Aller Anschein nach werden die Rechten die Wahl gewinnen. Niels Jongerius erwartet einen harten Kampf: “Ich gehe mit gemischten Gefühlen in den Wahlkampf, zerrissen zwischen Angst und Hoffnung. Wir können mit breiter Unterstützung für unsere Pflegekampagne, die Kampagne gegen TTIP und gegen die verheerende Folgen der Gasförderung in Groningen gut punkten. Aber es ist klar, dass zur Zeit ein rechter Wind weht. Wilders’ PVV wird die Wahl wahrscheinlich gewinnen. Aber wie Joe Hill schon sagte: ‘Don’t mourn, organize!’”

Die gute Nachricht ist, dass in den kommenden Monaten viele Aktionen und Demonstrationen gegen Rassismus geplant sind. Van Lingen dazu: “Als Internationale Socialisten sind wir bei der Planung vieler dieser Aktionen an erster Stelle dabei.

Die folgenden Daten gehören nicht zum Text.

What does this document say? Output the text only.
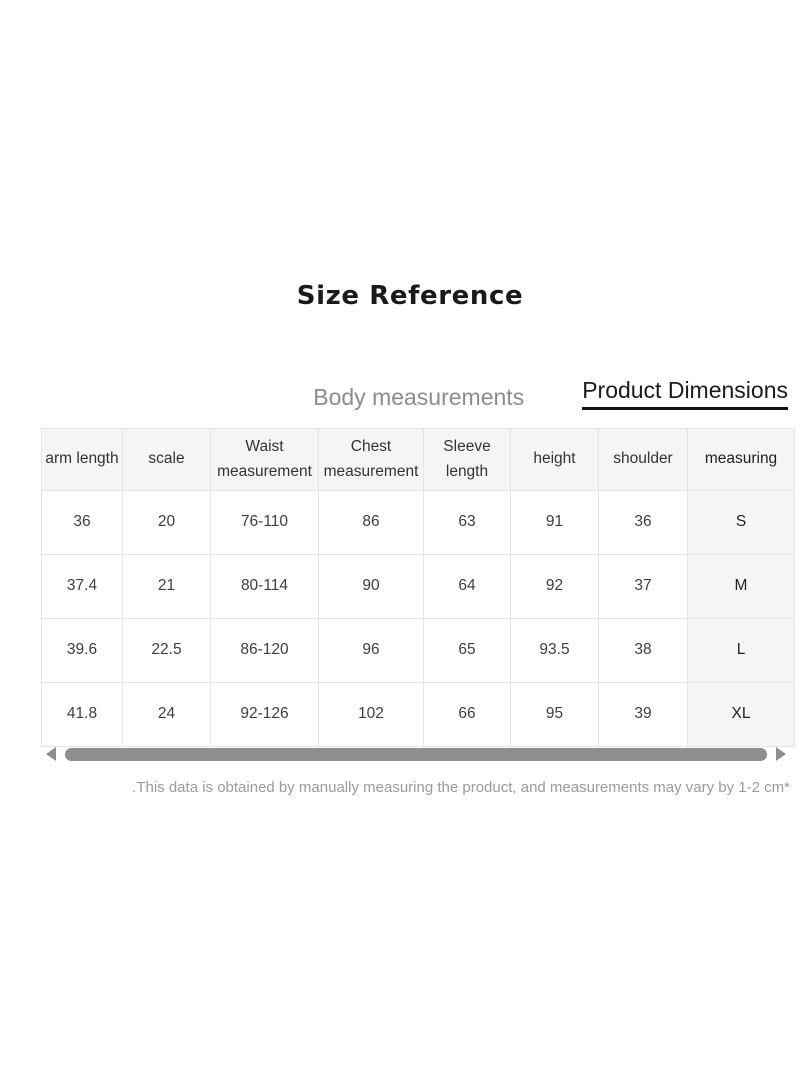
Size Reference
Body measurements	Product Dimensions
arm length	scale	Waist measurement	Chest measurement	Sleeve length	height	shoulder	measuring
36	20	76-110	86	63	91	36	S
37.4	21	80-114	90	64	92	37	M
39.6	22.5	86-120	96	65	93.5	38	L
41.8	24	92-126	102	66	95	39	XL

.This data is obtained by manually measuring the product, and measurements may vary by 1-2 cm*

Wir hoffen, dass daraus eine starke antirassistische Bewegung hervorgeht die richtig Druck ausüben kann. Wir merken, dass jetzt viele teilnehmen, die noch nie vorher aktiv gewesen sind. Es ist wichtig, dass diese Aktive erkennen, dass der Kampf nach der Wahl weiter gehen muss. Deswegen planen wir jetzt schon eine Großdemonstration am Wochenende nach der Wahl.”